The European Parliament supports placing a carbon levy on certain imported goods to stop companies moving outside the EU to avoid emissions standards, a practice known as carbon leakage.
EU lawmakers worry that the efforts to reduce carbon footprint under the European Green Deal and become sustainably resilient and climate neutral by 2050 could be undermined by more polluting sectors relocating production to countries with looser greenhouse gas emission standards.
To mitigate this, the EU will propose a Carbon Border Adjustment Mechanism (CBAM), which would apply a carbon levy on imports of certain goods from outside the EU. MEPs see carbon pricing as an essential complement to the EU’s existing emissions trading system (ETS) and adopted a resolution on a WTO-compatible EU carbon border adjustment mechanism last week.

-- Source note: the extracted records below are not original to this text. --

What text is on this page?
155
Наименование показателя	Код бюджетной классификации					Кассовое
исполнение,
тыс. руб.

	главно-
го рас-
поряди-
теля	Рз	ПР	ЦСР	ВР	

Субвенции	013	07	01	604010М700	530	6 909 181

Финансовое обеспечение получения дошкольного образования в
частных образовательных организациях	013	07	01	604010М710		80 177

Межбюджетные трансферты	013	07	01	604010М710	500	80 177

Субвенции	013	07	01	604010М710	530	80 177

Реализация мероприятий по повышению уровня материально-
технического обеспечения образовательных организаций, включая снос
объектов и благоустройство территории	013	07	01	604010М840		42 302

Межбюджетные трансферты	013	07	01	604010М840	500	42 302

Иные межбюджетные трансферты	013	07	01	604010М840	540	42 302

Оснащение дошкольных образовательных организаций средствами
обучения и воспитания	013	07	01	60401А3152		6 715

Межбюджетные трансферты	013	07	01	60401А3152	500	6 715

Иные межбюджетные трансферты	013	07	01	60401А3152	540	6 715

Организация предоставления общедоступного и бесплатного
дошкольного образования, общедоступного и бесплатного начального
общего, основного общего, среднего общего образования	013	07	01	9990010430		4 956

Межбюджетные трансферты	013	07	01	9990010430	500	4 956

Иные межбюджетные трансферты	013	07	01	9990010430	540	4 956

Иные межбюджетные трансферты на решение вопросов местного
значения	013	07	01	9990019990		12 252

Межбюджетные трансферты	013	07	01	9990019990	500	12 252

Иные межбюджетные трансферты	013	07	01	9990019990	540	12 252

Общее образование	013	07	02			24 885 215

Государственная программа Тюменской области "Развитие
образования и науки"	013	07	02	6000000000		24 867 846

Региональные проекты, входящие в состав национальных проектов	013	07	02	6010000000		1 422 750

“The Parliament’s objective is to fight against climate change without endangering our businesses due to unfair international competition due to the lack of climate action in certain countries,” commented French Parliament rapporteur Yannick Jadot.
“We must protect the EU against climate dumping while ensuring that our companies also make the necessary efforts to play their part in the fight against climate change,” he added.
MEPs stressed that the carbon border adjustment mechanism should be WTO-compatible and not be misused as a tool to enhance protectionism. They also added that the generated revenues should be used as part of a basket of own revenues to boost support for the objectives of the Green Deal under the EU budget.
The new mechanism should be part of a broader EU industrial strategy and cover all imports of products and commodities covered by the EU ETS. MEPs highlighted that already by 2023 the Carbon Border Adjustment Mechanism should cover the power sector and energy-intensive industrial sectors like cement, steel, aluminium, oil refinery, paper, glass, chemicals and fertilisers, which continue to receive substantial free allocations, and still represent 94 per cent of EU industrial emissions.
The Commission is expected to present a legislative proposal on the CBAM in the second quarter of 2021 as part of the European Green Deal as well as a proposal on how to include the revenue generated to finance part of the EU budget.
The planned EU carbon border adjustment mechanism has already met scepticism from the outside. In a recent survey published by the Konrad Adenauer Foundation stakeholders from Australia, China, India, Indonesia, Japan, Singapore, South Korea, and Thailand note that the EU should introduce the CBAM gradually with the ultimate goal of getting these countries’ carbon pricing to an equivalent level with the EU at which point their goods would no longer need to be charged.